What Is Stress, And What Is Happening In Our Bodies When We Feel Stressed?
Dr. Kim Lebowitz answers the question: 'What Is Stress?'
-- Question: What is stress, and what is happening in our bodies when we feel stressed?
Answer: Stress is two things. Anything that poses a challenge or a threat to our well-being is a stress. Stresses can be positive or negative. It could be something like a work deadline, having to give a public speech. It could also be something like entering a marriage, or a new relationship or changing jobs.
Then we also have the way that we respond to that challenge -- that's also called stress. And our response to that challenge has a physiological component which basically affects our body. When we're in the face of a challenge or a threat, our body mobilizes all of our resources so that we can protect ourselves. So for example, if you're in the woods and you're walking and 20 yards away from you there's a bear, you want your body to mobilize all of its resources so that you have enough energy to either run away from that bear, or fight that bear.

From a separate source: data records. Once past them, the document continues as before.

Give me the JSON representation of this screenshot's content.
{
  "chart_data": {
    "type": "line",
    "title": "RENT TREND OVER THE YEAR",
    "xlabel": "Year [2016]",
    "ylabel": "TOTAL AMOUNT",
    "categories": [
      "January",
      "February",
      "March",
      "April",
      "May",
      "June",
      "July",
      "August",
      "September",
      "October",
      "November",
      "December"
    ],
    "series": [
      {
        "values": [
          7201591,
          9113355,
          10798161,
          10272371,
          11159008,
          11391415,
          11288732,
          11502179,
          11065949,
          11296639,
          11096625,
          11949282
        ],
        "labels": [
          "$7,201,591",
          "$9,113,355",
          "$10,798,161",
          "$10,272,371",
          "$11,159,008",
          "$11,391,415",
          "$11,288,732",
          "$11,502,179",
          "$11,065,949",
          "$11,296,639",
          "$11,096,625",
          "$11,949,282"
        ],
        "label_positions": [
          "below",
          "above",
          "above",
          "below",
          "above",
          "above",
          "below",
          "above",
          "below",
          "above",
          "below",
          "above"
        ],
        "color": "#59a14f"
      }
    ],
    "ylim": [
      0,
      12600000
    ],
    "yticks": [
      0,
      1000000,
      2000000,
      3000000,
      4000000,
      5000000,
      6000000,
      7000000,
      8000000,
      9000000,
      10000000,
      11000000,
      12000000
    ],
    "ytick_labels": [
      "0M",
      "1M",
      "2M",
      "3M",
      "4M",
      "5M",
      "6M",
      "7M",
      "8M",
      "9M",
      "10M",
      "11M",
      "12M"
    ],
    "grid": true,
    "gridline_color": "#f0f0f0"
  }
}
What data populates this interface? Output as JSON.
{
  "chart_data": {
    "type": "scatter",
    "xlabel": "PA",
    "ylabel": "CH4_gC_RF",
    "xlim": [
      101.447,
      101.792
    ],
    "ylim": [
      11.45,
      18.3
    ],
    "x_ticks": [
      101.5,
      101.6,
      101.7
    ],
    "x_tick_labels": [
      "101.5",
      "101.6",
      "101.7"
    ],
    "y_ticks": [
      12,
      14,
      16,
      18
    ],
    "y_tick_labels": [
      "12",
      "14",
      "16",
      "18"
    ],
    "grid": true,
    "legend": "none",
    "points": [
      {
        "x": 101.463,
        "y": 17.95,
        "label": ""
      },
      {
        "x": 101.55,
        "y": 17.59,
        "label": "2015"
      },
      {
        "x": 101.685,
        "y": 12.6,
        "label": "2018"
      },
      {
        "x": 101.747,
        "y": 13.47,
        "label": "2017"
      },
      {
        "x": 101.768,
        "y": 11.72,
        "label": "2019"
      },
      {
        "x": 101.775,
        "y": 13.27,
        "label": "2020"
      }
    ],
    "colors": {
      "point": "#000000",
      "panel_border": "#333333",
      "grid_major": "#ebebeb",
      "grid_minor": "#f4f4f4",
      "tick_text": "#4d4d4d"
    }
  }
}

And that's what we call our body's fight-or-flight response -- it's the activation of our body's sympathetic nervous system in reaction to an alarm or to a stress. What happens when our fight-or-flight response is activated, is that our cardiovascular system is activated, our heart rate goes up, our blood pressure goes up, and that's to give us the energy that we need to protect ourselves in this situation.
Our breathing rate can also go up, our digestion ceases, our immune functioning decreases, and that's because those things aren't really important if we're working on protecting ourselves in an immediate situation. Those are some of the things that happen to our body during stress.